ライオンの飼育は2パターンが理想だが…
百獣の王ライオンの飼育も、それなりの問題がある。近年では最大で24頭飼育していたが現在は14頭。そのうち群れで展示できるのは7頭。来年のリニューアルオープンの時には、もう少し頭数を増やしたいと飼育員や関係者は考えている。だが、ライオンの頭数を増やすのは容易でない現実がある。
「国内のライオンの血統は、ほとんど管理されていません。アムールトラと違い国際血統登録もありません」(佐々木飼育員)
14年に九州自然動物園から来園したスパークとジャンプも、九州では繁殖の実績があり、種オスとして期待されていた。だが、スパークの子供は虚弱で育たなかった。
「群れとは別に種オスを飼育し、避妊処置をしたオスを群れの中に置いて、群れを管理する。この2パターンが理想ですが」(大賀飼育員)
現在、多摩動物公園には種オスのライオンは不在である。国際間取引が厳しい状況下だ。外国から新しい血統のライオンが、入園するという情報は今のところない。
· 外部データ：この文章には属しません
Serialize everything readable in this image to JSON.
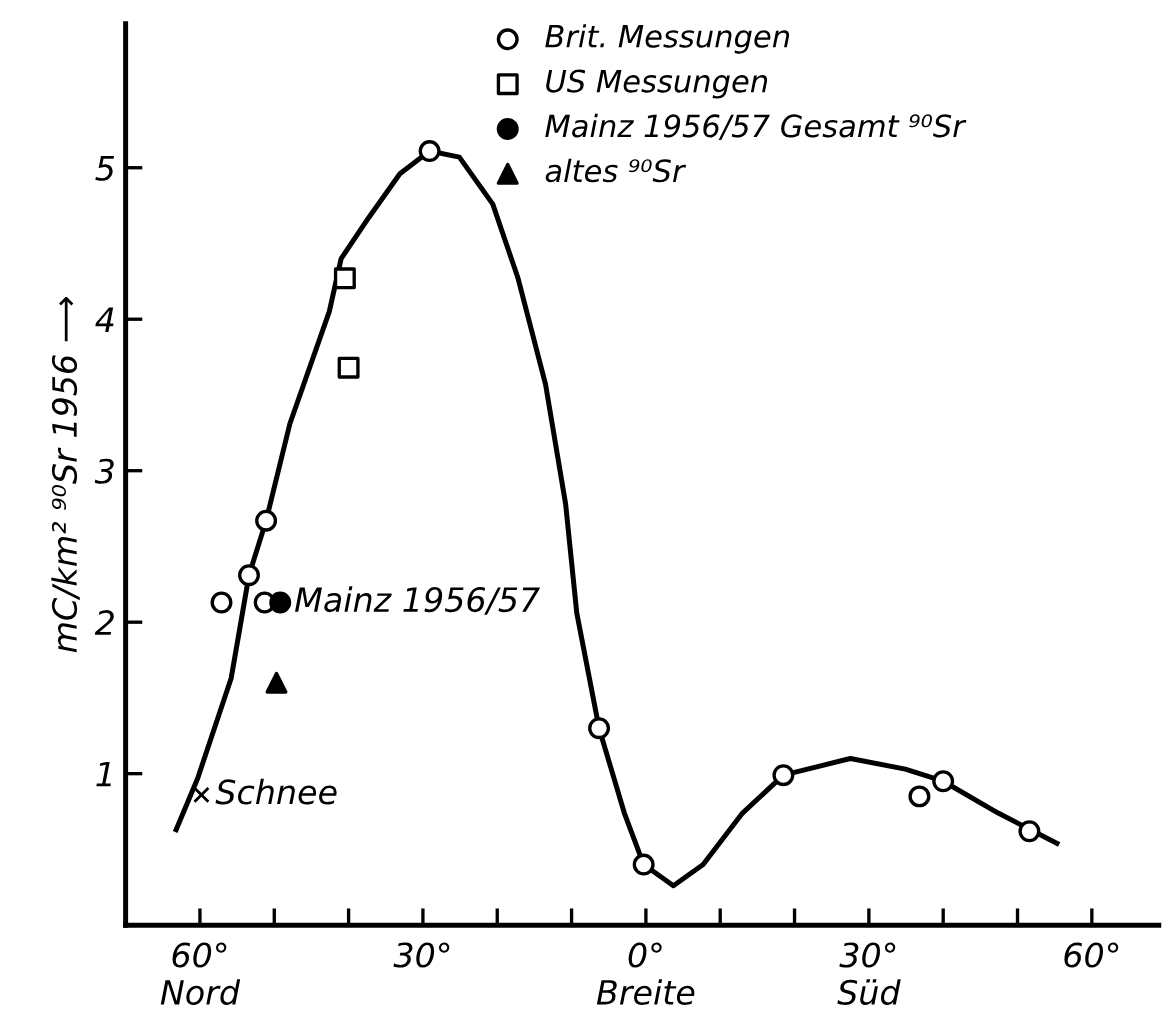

「将来的に増やしていくには、どうしたらいいのか、飼育員やライオンの関係者で話し合っているところです。リニューアルオープンの時は、他の動物園からライオンを受け入れることも視野に入れています。できる限り調べて国の内外を問わず、今いるライオンのメスと、血縁関係が薄いオスの個体を入れたいです」(大賀飼育員)
ライオン舎のリニューアルオープンと、多摩動物公園の名物、ライオンバスの運行再開は来年である。